Par contre, pour construire ses photos, le photographe doit rechercher le
meilleur point de vue associant divers éléments tels qu’ils existent, en
attendant la meilleure lumière, en effectuant les bons réglages techniques,
pour réaliser une composition harmonieuse. De ce fait, il n’élabore pas son
jardin comme un tableau vivant mais laisse la nature s’exprimer. Toutefois, il
ne s’agit pas de favoriser un véritable chaos végétal mais d’ordonner,
d’arbitrer, en y mettant sa touche personnelle. Par endroits, un tel jardin
présente un aspect fort structuré tandis
qu’à d’autres, tout semble foisonner. Dans tous les cas, il est fleuri
avec une abondance raisonnable. Il accueille aussi bien des fleurs cultivées
que les fleurs sauvages, implantées suite à prélèvement dans la nature ou
venues d’elles mêmes se réfugier là, du fait de leur disparition progressives
dans les champs, à l’instar des bleuets. Par voie de conséquence, il constitue
l’habitat naturel de nombreux oiseaux (que l’ont voit peu à la belle saison
tout en les entendant mais qui se bousculent aux mangeoires l’hiver !)

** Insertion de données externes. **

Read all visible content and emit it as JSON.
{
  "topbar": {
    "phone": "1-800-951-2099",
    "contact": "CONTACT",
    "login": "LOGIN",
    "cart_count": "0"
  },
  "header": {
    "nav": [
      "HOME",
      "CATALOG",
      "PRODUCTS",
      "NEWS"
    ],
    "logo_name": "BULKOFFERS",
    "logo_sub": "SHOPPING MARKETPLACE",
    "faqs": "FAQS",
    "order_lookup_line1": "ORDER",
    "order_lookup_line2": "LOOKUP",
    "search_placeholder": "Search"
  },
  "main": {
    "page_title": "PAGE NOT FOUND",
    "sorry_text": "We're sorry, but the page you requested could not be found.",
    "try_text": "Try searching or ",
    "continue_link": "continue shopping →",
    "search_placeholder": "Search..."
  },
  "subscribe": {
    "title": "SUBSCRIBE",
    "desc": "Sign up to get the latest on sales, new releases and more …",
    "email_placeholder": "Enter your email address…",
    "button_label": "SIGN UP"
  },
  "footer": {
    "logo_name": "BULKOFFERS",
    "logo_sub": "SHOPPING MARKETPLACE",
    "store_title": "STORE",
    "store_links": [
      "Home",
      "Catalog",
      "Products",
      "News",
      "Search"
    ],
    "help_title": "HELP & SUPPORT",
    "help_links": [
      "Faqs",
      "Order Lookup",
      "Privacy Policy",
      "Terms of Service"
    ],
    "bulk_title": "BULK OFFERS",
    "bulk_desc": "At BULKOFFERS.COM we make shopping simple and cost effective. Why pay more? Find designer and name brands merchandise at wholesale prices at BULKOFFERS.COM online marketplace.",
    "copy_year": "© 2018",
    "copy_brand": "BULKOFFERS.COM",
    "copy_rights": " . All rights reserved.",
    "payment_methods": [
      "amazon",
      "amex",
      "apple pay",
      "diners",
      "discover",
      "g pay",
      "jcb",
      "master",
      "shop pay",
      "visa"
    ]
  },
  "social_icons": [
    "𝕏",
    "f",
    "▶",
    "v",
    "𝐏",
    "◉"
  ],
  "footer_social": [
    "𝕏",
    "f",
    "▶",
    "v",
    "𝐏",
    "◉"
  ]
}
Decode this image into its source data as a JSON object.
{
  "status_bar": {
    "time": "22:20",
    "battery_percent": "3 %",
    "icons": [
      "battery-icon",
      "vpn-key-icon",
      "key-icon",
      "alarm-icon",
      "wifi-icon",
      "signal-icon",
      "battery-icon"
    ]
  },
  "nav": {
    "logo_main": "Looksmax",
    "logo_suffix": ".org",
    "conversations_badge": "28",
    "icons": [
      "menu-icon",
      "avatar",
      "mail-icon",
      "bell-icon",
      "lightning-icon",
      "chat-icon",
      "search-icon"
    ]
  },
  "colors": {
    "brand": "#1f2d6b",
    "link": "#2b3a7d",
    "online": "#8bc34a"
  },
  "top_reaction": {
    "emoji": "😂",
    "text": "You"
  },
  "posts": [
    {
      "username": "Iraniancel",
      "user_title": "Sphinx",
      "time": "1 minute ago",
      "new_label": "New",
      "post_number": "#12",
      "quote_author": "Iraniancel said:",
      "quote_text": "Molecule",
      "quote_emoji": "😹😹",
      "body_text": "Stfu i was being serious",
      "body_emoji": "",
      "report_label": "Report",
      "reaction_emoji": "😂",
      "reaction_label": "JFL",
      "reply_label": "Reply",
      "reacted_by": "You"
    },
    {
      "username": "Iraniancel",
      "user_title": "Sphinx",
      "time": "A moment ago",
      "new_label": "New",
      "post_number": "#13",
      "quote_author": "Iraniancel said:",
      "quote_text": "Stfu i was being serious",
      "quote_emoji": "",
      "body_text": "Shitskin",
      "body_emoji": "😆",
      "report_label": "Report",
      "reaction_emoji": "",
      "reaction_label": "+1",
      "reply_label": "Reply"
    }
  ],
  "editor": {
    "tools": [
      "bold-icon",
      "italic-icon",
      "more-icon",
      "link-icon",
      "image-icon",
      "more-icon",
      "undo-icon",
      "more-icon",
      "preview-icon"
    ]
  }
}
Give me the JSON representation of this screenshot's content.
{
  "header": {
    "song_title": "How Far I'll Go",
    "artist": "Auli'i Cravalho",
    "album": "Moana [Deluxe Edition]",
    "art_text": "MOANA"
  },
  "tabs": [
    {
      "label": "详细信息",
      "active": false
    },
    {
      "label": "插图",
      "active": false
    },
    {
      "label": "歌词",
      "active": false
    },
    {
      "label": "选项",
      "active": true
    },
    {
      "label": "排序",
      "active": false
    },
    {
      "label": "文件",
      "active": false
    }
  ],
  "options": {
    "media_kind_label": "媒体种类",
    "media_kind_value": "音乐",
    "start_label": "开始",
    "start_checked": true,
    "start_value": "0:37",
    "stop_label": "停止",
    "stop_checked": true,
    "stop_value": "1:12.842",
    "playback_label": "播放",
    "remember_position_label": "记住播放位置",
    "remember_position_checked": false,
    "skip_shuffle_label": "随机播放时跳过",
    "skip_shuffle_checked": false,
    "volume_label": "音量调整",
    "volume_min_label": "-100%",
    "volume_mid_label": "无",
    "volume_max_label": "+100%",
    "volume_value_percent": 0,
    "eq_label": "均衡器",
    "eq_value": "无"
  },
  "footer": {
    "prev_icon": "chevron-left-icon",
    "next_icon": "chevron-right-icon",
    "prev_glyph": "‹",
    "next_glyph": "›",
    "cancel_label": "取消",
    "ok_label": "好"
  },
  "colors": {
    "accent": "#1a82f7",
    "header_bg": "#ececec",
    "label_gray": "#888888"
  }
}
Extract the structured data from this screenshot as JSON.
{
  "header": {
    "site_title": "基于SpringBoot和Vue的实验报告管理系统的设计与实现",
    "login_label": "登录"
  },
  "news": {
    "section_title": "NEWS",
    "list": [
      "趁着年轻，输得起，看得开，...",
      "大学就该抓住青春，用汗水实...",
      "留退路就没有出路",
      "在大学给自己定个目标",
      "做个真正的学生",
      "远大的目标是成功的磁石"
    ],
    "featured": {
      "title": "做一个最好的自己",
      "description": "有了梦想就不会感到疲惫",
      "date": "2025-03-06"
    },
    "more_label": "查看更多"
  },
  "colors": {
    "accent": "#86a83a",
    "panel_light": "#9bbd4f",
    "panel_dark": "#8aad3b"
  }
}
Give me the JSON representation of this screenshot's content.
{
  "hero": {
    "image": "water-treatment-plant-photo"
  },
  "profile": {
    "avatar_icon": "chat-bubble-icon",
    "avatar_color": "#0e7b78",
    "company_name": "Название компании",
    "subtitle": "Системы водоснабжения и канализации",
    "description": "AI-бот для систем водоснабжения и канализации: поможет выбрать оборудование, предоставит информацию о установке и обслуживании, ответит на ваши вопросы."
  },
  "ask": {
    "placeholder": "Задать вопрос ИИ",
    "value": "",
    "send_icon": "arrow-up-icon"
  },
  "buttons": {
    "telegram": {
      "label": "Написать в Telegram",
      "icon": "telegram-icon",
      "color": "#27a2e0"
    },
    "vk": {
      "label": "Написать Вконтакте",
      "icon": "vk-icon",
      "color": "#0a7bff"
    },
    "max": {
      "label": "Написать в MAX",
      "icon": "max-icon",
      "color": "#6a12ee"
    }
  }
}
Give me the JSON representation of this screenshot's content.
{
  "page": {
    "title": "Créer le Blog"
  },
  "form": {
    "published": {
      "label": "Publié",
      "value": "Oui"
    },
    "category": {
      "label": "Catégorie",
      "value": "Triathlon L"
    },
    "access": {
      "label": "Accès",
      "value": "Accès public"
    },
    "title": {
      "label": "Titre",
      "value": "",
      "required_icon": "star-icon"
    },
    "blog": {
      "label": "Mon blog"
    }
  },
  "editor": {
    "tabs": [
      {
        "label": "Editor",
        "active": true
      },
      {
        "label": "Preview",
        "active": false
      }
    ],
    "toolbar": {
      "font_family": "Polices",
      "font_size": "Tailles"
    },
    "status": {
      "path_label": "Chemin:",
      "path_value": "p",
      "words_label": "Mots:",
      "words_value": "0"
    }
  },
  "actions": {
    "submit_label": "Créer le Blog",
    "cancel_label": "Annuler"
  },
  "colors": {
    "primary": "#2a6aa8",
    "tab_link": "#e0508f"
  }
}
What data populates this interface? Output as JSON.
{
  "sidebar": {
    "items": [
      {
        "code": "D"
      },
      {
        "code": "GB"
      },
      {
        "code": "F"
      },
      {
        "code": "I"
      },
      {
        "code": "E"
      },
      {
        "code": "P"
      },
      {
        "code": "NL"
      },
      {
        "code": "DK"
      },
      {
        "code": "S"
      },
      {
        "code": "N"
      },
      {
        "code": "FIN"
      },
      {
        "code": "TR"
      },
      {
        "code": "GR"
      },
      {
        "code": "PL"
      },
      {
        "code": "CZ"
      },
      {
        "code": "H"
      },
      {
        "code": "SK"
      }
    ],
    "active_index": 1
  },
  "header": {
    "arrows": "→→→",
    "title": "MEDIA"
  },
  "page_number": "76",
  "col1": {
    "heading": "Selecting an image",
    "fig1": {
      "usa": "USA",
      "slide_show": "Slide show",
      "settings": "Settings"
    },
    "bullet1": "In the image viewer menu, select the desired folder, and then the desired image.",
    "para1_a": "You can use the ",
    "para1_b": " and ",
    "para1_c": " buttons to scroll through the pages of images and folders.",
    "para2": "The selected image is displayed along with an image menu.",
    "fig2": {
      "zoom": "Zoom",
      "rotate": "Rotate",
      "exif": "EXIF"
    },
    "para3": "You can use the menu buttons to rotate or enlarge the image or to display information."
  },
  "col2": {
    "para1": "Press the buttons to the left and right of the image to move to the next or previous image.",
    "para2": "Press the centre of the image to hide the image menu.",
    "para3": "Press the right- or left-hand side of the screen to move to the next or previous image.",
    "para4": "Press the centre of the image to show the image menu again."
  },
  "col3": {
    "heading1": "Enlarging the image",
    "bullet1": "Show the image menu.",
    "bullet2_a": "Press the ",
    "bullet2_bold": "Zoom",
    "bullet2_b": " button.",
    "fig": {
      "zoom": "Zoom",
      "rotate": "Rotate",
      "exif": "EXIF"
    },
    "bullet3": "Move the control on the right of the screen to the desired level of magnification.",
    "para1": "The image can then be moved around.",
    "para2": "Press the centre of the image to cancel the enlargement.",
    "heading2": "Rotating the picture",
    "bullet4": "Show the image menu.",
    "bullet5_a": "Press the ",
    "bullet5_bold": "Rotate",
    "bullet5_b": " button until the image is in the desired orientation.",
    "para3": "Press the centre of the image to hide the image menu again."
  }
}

dont les derniers arrivés, une famille de Rougequeue noirs, espèce menacée,
d’insectes ou d’autres petits animaux
inoffensifs. Dans ce cadre, le photographe n’a plus qu’à chercher la meilleure
composition possible (motifs, fleurs, fond d’image, oiseaux etc…) en se déplaçant,
souvent d’ailleurs à « quatre pattes », ce que ne fera jamais un
peintre ! Un tel jardin ne se visite pas car il n’est pas spectaculaire
(ce n’est pas une composition picturale) mais c’est évidemment un lieu de repos
et de réflexion, quand on en a le loisir car ordonner et arbitrer, sans que
cela soit le fouillis, cela donne beaucoup de travail !
Les photos ci-jointes ont été réalisées exclusivement dans
mon jardin, aussi bien avec un reflex Canon 60D qu’un reflex Sigma SD14 et divers
objectifs (macro Canon, 50mm Canon+ bagues allonges, 55-250 Canon, 18-200
Sigma SA/SD avec ou sans bonnette, Takumar M42 avec ou sans bague allonge
etc…..). Certaines fleurs se retrouvent
en plusieurs clichés (comme les orchidées sauvages) car les lumières sont
changeantes et les plantes évoluent. Cette galerie de 385 photos inédites, sauf exception, fait échos à divers autres articles (Giverny, les printemps, les oiseaux etc...).